Timezone: »

Informative rewards and generalization in curriculum learning
Rahul Siripurapu · Vihang Patil · Kajetan Schweighofer · Marius-Constantin Dinu · Markus Holzleitner · Hamid Eghbalzadeh · Luis Ferro · Thomas Schmied · Michael Kopp · Sepp Hochreiter

Curriculum learning (CL) is central to human learning as much as reinforcement learning (RL) itself. However, CL agents trained using RL with function approximation produce limited generalization to later tasks in the curriculum. One contributing factor might be exploration itself. Exploration often induces the agent to visit task-irrelevant states, leading to training-induced non-stationarities. Thus, the value/policy networks utilize their limited capacity to fit targets for these irrelevant states. Consequently, this results in impaired generalization to later tasks.
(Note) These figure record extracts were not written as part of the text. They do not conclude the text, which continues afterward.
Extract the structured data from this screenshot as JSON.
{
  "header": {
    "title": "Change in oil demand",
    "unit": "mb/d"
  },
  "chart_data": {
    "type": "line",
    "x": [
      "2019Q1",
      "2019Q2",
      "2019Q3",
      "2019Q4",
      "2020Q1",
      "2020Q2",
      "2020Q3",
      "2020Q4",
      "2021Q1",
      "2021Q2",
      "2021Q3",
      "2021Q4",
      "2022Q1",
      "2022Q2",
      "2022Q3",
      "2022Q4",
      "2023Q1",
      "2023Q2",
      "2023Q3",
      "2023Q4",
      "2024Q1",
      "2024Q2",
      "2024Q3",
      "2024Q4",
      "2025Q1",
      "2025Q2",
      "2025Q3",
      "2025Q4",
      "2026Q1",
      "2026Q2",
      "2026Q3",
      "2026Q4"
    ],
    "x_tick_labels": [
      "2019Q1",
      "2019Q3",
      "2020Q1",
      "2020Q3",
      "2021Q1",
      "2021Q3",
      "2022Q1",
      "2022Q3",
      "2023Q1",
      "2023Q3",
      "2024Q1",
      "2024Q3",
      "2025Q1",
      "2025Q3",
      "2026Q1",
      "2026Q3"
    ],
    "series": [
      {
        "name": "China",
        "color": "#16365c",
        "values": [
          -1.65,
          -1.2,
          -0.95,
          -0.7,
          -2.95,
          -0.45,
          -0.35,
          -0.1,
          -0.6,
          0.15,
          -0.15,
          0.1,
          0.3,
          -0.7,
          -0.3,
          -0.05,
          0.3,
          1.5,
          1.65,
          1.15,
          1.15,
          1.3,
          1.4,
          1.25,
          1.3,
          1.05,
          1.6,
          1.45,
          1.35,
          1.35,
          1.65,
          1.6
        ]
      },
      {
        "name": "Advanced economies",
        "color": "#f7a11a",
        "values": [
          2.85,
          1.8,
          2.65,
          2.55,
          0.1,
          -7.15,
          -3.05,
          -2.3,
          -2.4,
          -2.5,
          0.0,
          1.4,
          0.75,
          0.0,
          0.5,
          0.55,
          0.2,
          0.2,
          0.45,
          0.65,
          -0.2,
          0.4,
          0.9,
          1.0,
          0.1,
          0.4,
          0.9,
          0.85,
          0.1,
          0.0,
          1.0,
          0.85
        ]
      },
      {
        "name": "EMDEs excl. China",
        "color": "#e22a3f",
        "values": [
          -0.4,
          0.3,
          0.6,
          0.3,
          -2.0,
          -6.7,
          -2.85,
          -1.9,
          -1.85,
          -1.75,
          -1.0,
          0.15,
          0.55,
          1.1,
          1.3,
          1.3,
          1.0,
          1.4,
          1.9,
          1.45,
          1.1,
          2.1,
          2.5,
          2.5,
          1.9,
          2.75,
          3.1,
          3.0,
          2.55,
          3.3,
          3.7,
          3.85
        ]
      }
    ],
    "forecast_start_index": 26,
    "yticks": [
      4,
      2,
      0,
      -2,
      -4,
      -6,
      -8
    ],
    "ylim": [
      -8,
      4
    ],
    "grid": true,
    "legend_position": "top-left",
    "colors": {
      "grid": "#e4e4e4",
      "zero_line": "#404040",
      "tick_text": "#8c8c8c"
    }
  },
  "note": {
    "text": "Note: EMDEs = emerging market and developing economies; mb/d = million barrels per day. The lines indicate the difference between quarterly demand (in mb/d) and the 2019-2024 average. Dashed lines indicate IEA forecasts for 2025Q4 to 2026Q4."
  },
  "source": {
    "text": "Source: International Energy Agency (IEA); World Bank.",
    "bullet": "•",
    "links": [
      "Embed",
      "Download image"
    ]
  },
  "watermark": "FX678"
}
First, we propose to use an \emph{online} distillation method to alleviate this problem in CL. We show that one can use a learned, informative reward function to minimize exploration and, consequently, non-stationarities during the distillation process. Second, we show that minimizing exploration improves capacity utilization as measured by feature rank. Finally, we illuminate the links between exploration, non-stationarity, capacity, and generalization in the CL setting. In conclusion, we see this as a crucial step toward improving the generalization of Deep RL methods in Curriculum learning.